Ohio makes a play to lead flexible electronics manufacturing
Confidence in plastic and printed electronics as growth industries of the future has prompted US agencies to make strategic investments in developing a manufacturing base in Ohio
NorTech, a non-profit, technology-based economic development organisation, has set out a bid to establish a supply chain for low-cost electronics on flexible materials in north-east Ohio.
The agency has developed the roadmap, in consultation with 23 technology and industry experts from R&D institutes, manufacturers and materials suppliers, to develop a $100 million (€72.9 million) industry that will create up to 1,500 jobs by 2017.
FlexMatters, the region’s cluster of research institutes and businesses developing flexible electronics technology and products, has recently won support under US federal and regional government support programmes, as well as $500,000 from the US Small Business Administration, awarded to NorTech to be directed towards helping small and mid-sized businesses target opportunities in flexible electronics.
In the field of plastic and printed electronics, Ohio’s IP capital resides in the Liquid Crystal Institute (LCI) at Kent State University and polymer research by the University of Akron. Research by LCI led to the founding of Kent Displays in 1993, a leading supplier of e-paper display technology, which it calls low-power LCD technology.
LCI scientists recently made advances in electrophoresis, where an applied electronic field is used to move particles dispersed in a fluid, a technique fundamental to the operation of an e-paper display.

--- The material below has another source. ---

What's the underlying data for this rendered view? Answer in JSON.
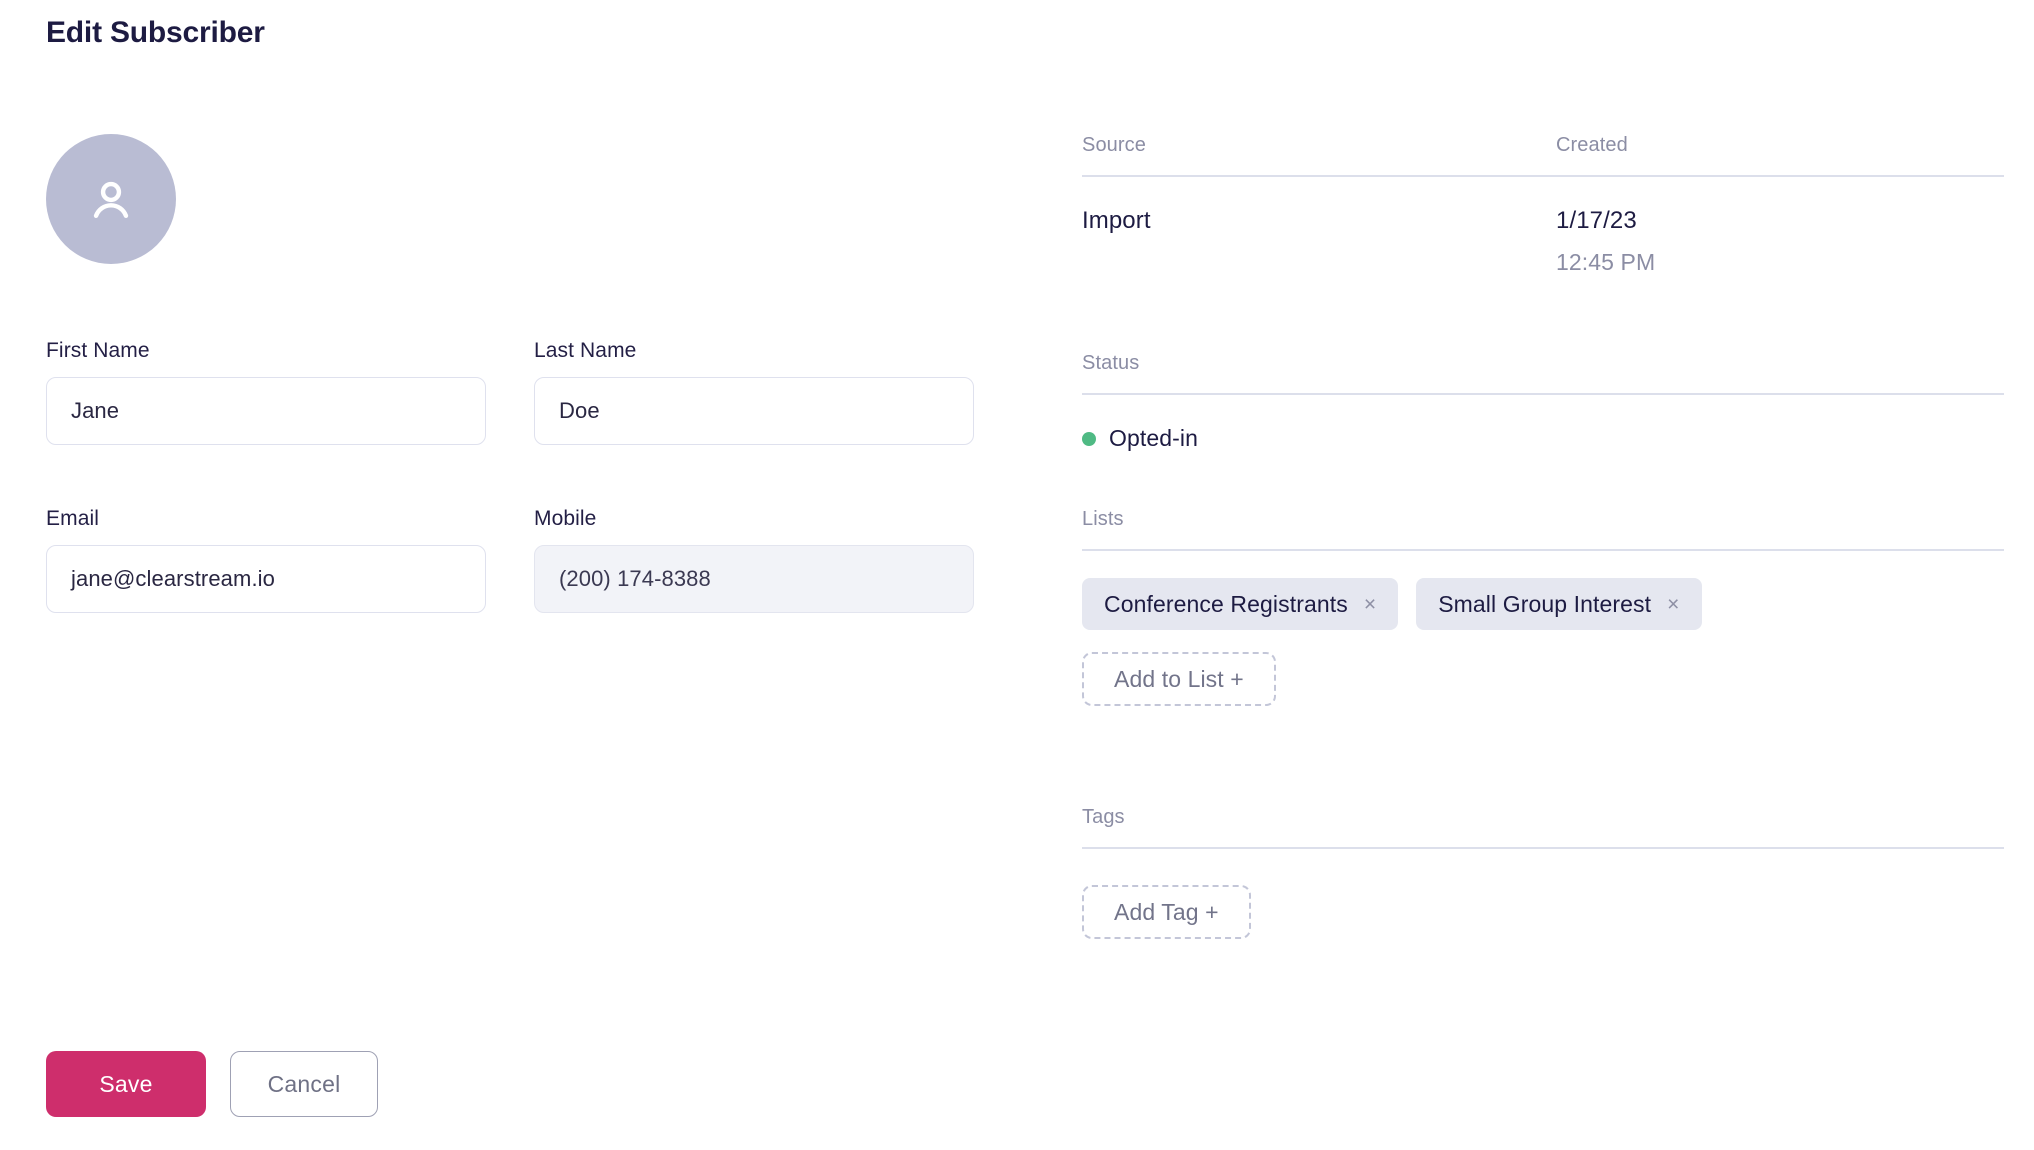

The researchers found a way to use a liquid crystal as the carrier fluid, enabling both direct and alternating electric fields to move charged or zero charged particles. The breakthrough, reported in Nature journal in October 2010, could advance display, as well as other fields such as biosciences.
The FlexMatters cluster also benefits from innovative manufacturing businesses. One of these is Sheffield Metals International, a steel processor that has begun producing roofing laminated with thin-film solar panels to target growing demand for building-integrated photovoltaics products.